Suddenly remembering my laundry, I hurry out of my apartment, sprint down the road, turn a corner, and bounce off something so hard the impact knocks me on my ass.
“Are you okay?” a concerned male voice calls out.
Everything about the man who helps me up from the ground is perfect. From the top of his sandy dark-blond hair, his handsome sun-kissed face, gray eyes, perfectly tailored shirt and pants, to the tips of his Italian brown leather loafers.
An alpha.
He comes from money, maybe even more of it than my parents. His scent hits me next: caramel and peppermint. Not an unpleasant combination, but an unusual one.
“Fine.” I retreat a step the second he helps me up.
Omegas are the rarest designation, so they have nests and packs in the nicer parts of town.
I should know; once I was one of those pampered omegas.
Alphas are too dominant and ambitious to stay poor for long.

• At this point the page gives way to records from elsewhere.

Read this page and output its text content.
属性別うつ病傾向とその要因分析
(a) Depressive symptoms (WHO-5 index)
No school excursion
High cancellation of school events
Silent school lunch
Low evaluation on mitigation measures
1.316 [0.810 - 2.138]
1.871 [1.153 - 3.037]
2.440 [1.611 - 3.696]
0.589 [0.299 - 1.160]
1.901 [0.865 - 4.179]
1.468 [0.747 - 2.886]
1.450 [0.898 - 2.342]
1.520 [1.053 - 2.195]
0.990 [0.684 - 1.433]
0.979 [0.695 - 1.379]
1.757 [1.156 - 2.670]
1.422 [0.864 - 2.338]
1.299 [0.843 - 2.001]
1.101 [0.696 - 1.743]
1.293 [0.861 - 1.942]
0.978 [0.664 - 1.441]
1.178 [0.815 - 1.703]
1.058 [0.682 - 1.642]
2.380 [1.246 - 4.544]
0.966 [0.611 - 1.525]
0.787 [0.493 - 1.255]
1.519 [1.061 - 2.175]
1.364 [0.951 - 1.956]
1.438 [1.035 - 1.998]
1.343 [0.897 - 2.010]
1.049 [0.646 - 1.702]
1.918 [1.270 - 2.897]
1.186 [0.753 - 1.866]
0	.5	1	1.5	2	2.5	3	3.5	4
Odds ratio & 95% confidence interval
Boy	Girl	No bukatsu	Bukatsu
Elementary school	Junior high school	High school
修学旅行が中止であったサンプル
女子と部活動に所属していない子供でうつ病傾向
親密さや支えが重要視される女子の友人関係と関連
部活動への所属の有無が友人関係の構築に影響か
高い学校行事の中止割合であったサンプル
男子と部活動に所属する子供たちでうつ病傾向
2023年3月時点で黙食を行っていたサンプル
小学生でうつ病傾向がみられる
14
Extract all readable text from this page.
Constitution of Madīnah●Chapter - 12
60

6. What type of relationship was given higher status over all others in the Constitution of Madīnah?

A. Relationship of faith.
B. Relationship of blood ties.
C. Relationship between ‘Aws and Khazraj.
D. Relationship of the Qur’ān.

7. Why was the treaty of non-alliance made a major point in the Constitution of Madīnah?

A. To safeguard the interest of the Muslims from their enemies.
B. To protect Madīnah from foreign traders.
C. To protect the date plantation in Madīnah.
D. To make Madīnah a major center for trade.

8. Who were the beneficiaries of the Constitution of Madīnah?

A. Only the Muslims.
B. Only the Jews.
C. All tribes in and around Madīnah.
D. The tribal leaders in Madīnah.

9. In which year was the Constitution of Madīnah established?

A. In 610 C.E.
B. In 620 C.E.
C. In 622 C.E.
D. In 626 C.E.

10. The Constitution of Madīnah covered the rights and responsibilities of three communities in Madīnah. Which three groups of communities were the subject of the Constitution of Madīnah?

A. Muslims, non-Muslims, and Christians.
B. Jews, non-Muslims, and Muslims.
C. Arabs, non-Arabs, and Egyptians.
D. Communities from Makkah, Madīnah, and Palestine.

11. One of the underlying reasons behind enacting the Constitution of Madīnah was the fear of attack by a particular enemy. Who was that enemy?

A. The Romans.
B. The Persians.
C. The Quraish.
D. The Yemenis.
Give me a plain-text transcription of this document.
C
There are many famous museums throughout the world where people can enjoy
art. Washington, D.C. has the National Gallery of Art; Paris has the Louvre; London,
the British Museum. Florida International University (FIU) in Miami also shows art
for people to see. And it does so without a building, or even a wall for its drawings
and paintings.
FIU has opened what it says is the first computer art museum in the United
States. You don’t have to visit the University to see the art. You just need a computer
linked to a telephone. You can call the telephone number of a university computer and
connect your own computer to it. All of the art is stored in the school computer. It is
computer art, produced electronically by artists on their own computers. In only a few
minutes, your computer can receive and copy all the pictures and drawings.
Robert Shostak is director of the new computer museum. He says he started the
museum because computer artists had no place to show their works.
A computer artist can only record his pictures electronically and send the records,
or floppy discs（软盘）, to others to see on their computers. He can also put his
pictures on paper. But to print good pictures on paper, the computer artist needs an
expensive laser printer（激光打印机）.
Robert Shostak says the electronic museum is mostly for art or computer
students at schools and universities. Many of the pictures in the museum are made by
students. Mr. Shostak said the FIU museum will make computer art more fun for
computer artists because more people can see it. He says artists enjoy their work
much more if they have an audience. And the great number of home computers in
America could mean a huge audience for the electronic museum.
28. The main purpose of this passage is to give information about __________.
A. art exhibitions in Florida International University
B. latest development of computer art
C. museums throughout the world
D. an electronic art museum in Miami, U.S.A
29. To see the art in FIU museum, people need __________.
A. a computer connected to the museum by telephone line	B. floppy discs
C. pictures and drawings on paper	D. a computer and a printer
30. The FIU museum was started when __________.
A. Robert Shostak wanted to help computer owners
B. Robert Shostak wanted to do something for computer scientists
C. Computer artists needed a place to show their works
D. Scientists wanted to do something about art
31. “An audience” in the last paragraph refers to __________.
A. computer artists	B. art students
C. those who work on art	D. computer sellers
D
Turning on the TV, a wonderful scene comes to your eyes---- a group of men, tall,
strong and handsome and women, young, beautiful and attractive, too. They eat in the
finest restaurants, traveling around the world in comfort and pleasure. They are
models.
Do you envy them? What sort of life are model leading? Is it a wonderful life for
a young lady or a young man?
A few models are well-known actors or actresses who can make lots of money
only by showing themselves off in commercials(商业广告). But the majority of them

Running into one in the not-so-nice part of town is a shock to the senses.
I briefly wonder what he’s doing here, but decide I don’t care.
I have no interest in alphas. Not even pretty ones like this one.
“I didn’t hurt you, did I?” His concerned gaze sweeps over me, lingering for a second too long on the bites on my neck.
“No.” I dip my chin to hide the bites from him.
He flashes a mouthful of straight white teeth at me. “Sorry about knocking you down. I was in a hurry and not paying nearly enough attention to where I was going.”
“Me too,” I admit, my eyes darting past him and to the laundromat where I have a washing machine full of wet clothes I need to move into the dryer. “I have laundry.”
He steps aside, his smile warm and friendly. “Sorry to keep you. Maybe I’ll see you around again without the knocking you down part?”
“Maybe.” I move past him.
“Oscar,” he introduces himself, as if an afterthought. “I figure I should probably introduce myself since we had an accident.”
Scrunching my nose, I tilt my head, confused.
“We would exchange information if our cars crashed. You know, for insurance purposes.”
My lips twitch, liking him despite myself. I open my mouth to tell him my name, but I’m not Juniper Harrington anymore. My parents couldn’t have made it any clearer if they’d tried that they want nothing to do with me. “June. I’d better go.”
“You take care now, June.”
He walks away, and I peer over my shoulder, confused he’s leaving when I’m almost positive he was flirting with me. I’m not sure what I’d expected, but I guess Pack Wells shaped my views and expectations of alphas in more ways than I realized.
I watch him climb into his green Mercedes and pull away from the sidewalk. Then I hurry into the laundromat to switch my laundry, shaking all thoughts of him out of my mind.